Selection logic lives in a new module tools/vmaf-tune/src/vmaftune/score_backend.py:

  • parse_supported_backends(help_text) extracts the alternation from the vmaf binary's --help output. CPU is always considered supported.
  • detect_available_backends() intersects binary support with cheap hardware probes (nvidia-smi -L, vulkaninfo --summary, sycl-ls).
  • select_backend(prefer) honours the user's choice. auto walks the fallback chain (cuda → vulkan → sycl → cpu) and returns the first available; any other value is treated strictly — if the requested backend is not available, raise BackendUnavailableError with a diagnostic message. We never silently downgrade an explicit GPU request to CPU; that would mask hardware/build mismatches and lie to the operator about wall-clock expectations.
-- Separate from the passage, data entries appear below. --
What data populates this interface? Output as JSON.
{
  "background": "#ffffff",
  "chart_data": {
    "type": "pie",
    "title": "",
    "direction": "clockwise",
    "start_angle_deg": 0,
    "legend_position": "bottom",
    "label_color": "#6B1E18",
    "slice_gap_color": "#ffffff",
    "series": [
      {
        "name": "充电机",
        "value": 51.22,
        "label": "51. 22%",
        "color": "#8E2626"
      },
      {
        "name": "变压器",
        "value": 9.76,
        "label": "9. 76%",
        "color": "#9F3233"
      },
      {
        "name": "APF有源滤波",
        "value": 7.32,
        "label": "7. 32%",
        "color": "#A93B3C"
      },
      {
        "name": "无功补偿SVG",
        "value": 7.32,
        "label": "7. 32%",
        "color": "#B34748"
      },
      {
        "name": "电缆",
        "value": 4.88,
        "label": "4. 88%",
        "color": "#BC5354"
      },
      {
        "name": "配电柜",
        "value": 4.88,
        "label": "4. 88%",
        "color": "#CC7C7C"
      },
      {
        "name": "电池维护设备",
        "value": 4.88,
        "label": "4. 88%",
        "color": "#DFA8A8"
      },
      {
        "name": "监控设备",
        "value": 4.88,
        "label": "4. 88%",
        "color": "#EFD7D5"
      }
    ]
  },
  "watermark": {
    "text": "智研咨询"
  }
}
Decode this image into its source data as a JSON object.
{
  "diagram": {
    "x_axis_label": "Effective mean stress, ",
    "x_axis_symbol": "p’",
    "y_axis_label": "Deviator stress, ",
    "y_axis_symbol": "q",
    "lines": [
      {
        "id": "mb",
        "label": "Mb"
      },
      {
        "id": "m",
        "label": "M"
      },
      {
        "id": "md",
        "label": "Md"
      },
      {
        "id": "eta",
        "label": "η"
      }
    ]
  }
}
run_score and build_vmaf_command accept an optional backend kwarg that, when set, appends --backend NAME to the spawned argv. None preserves legacy behaviour for callers that haven't migrated.

Alternatives considered

Option Pros Cons Why not chosen
Always inject --backend auto One-liner change in score.py The libvmaf auto heuristic is conservative and routes to CPU on hosts where the user would want CUDA but no --gpumask is set. No telemetry for which backend ran. Doesn't actually deliver the 10–30× speedup the user wants by default.
Detect once globally, ignore user preference Simplest CLI surface (no new flag) Operators on multi-GPU CI runners need to pin a backend for reproducibility. No way to force CPU for a known-bad GPU driver day. Loses the strict-mode guarantee (no silent downgrade).
Probe by invoking vmaf with each backend and keeping the survivor Most accurate (catches runtime init failures, not just driver presence) Spawns up to 4 subprocesses per vmaf-tune invocation — adds 5–10 s of cold start; doesn't compose with the Phase A "JSONL row per cell" mental model. Too slow for an interactive selection step.
Parse vmaf --capabilities JSON Most robust (no help-text parsing fragility) The CLI doesn't expose a machine-readable capability dump yet; would require a libvmaf change. Future work; ship the help-parser first, swap when available.

Consequences

  • Positive:
  • 10–30× faster vmaf-tune corpus runs on GPU-equipped hosts; the score axis stops dominating wall-clock.
  • Strict-mode (--score-backend cuda on a CPU-only host) fails fast with a clear error — surfaces build/runtime mismatches the moment the operator hits them.
  • Auto-detection means default-on benefit for anyone with a working GPU; no flag-flip required.
  • Negative:
  • Adds a (mockable) dependency on nvidia-smi / vulkaninfo / sycl-ls for the detection step. Missing tools degrade gracefully to "backend not available", never to a hard error.
  • Help-text parsing is fragile — if libvmaf renames --backend or reformats the auto|cpu|cuda|sycl|vulkan line, detection silently reports CPU-only. Mitigated by the unit tests in tests/test_score_backend.py, which pin the parser against a known-good help fragment.
  • Neutral / follow-ups:
  • When libvmaf adds a machine-readable --capabilities dump, swap the help parser for that.
  • Phase B/C (bisect, predict per ADR-0237) inherit the same flag for free since they share score.run_score.

References

  • ADR-0237vmaf-tune umbrella.
  • ADR-0127 — Vulkan compute backend.
  • ADR-0175 — Vulkan scaffold.
  • ADR-0186 — Vulkan image-import.
  • ADR-0214 — cross-backend numerical parity gate.
  • Source: req — user requested wiring vmaf-tune's scoring step to the existing CUDA/Vulkan/SYCL libvmaf backends, with the explicit hard rules "force-cuda on a host without CUDA must fail with a clear error" and "do not silently fall back to CPU if user explicitly requested GPU".